Franz von Soxhlet (1848-1926)
Il “soxhlet” è un ingegnoso apparecchio di laboratorio, in genere di vetro, che consente di estrarre una sostanza da una miscela solida con un flusso continuo di un solvente. Il “soxhlet” è costituito da un cilindro di vetro posto al di sopra di un pallone contenente il solvente e collegato a un refrigerante. Nel cilindro si pone un “ditale” di carta porosa contenente la miscela solida da cui si vuole estrarre la sostanza cercata. Il solvente evapora dal pallone, entra nel cilindro allo stato di vapore, si condensa nel refrigerante e ricade liquido nel cilindro occupato dal ditale. Il solvente, contenente ora una parte della sostanza da estrarre, dopo avere riempito parte del cilindro, ritorna nel pallone sottostante, come per magia, attraverso un sifone laterale e ricomincia il ciclo di evaporazione, condensazione e estrazione, un’operazione che si osserva con curiosità. Il “soxhlet” viene usato nell’analisi degli alimenti, dei pannelli oleosi, della plastica, dei carboni fossili, del terreno, eccetera (*). Ma perché si chiama così?
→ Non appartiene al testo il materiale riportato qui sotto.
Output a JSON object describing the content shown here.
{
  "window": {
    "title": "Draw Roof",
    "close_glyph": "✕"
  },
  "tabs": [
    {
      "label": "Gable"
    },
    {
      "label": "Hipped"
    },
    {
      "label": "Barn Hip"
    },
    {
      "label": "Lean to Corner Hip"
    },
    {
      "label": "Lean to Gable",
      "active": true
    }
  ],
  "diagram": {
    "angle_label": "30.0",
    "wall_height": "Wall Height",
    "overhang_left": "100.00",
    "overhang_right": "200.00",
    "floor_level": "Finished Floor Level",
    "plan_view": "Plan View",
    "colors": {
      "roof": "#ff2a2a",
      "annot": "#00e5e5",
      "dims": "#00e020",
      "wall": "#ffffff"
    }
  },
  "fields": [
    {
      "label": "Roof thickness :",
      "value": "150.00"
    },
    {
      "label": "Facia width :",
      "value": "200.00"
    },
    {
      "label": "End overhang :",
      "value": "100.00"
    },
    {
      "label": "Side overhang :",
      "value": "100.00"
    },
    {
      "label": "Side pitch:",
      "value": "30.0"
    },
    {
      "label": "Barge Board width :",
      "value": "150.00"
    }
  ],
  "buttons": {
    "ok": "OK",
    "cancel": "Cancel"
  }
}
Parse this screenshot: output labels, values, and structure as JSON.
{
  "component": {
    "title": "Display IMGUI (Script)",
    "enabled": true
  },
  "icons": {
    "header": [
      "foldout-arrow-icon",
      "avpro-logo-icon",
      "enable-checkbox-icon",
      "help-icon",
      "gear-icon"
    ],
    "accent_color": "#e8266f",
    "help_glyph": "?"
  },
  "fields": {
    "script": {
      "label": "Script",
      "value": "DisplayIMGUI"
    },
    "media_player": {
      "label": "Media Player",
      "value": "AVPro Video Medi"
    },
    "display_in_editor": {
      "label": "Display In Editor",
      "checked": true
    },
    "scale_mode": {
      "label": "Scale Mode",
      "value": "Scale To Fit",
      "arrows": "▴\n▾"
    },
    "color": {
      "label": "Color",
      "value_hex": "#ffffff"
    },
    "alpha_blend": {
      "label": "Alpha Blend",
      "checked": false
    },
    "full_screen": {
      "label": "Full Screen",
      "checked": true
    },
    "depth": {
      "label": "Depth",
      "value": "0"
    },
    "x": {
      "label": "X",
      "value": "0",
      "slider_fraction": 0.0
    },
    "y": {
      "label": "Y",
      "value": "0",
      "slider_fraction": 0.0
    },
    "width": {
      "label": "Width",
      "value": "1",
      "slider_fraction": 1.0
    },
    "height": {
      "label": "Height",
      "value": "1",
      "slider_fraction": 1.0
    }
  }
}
Il merito dell’invenzione va a Franz von Soxhlet, figlio di un belga immigrato nella Moravia, nato nel 1848 a Brno, attuale Repubblica Ceca, e morto a Monaco di Baviera nel 1926. Dopo aver completato gli studi universitari a Lipsia, nel 1873 era stato nominato assistente nell’Istituto di agricoltura e fisiologia animale di Lipsia e, l’anno dopo, nell’Istituto di chimica agraria di Vienna. Dal 1879 al 1913 fu professore di Fisiologia animale e di Industrie lattiero-casearie nella Scuola Tecnica Superiore di Monaco. L’invenzione dell’apparecchio che porta il suo nome risale al 1879 ed è descritta nell’articolo: “Die gewichtanalytische Bestimmung des Milchfattes”, pubblicato in quell’anno nel “Dingler’s Polytechnisches Journal”, pagine 461-465. A dire la verità un apparecchio per l’estrazione continua era stato descritto negli anni 30 dell’Ottocento dal chimico francese Anselme Payen (1795-1861) ma i perfezionamenti di Soxhlet sono stati determinanti per il successo dell’utile apparecchio.
A Soxhlet si devono numerosi altri contributi. Nel 1865 Louis Pasteur aveva inventato un sistema di sterilizzazione per frenare l’epidemia di vaiolo in Francia a la pastorizzazione era stata applicata a numerosi materiali e alimenti. Nel 1886 Soxhlet la applicò al latte; il processo incontrò dapprima opposizioni, ma presto fu adottato industrialmente. Attento alla difesa della salute dei bambini, nel 1891 Soxhlet inventò anche un semplice dispositivo domestico per sterilizzare il latte: si trattava di un flacone che veniva riempito del latte richiesto per un pasto, veniva fatto bollire per 40 minuti, e poi chiuso ermeticamente e raffreddato. Per questa invenzione è considerato il “riformatore dell’alimentazione infantile”.
Soxhlet descrisse il meccanismo di formazione del burro (1876), descrisse ed analizzò il lattosio, lo zucchero del latte (1880, 1892) e propose (1883) un semplice dispositivo per misurare il contenuto in grassi del latte
Nel 1893 Soxhlet descrisse la differenza fra latte umano e latte di mucca e, nel 1900, studiò il rapporto fra il contenuto di calcio del latte e la comparsa del rachitismo. L’indice SH per la misura dell’acidità del latte e dei prodotti lattiero-caseari deve il nome (1893) a Soxhlet e a Thedoor Henkel (1855-1934): è definito come il numero di ml di idrato sodico 0,25 molare necessari per portare 50 ml di latte a pH 8,3 (indicatore fenolftaleina), così come si chiama “Unità Soxhlet” una misura della capacità di coagulazione del latte in una unità di tempo e a determinata temperatura. Uno degli ultimi lavori di Soxhlet riguardò il rapporto fra il contenuto di ferro del latte e l’anemia infantile. A Soxhlet si attribuisce la separazione e classificazione delle proteine del latte in caseina, albumina, globulina e lattoproteine.
(*) Chiedo scusa per l’autocitazione, ma ricordo di averlo applicato, molti anni fa, per la contemporanea disidratazione e estrazione dei grassi, mediante acetone, da prodotti vegetali per recuperare coloranti liposolubili, o da polpa di pesce fresco o per ottenere farina di pesce essiccata e disidratata. G. Nebbia, “Un nuovo metodo di estrazione dei lipocromi”, Olearia, 8, 147-151 (1954); Chemical Abstracts,. 49, 417 (1955).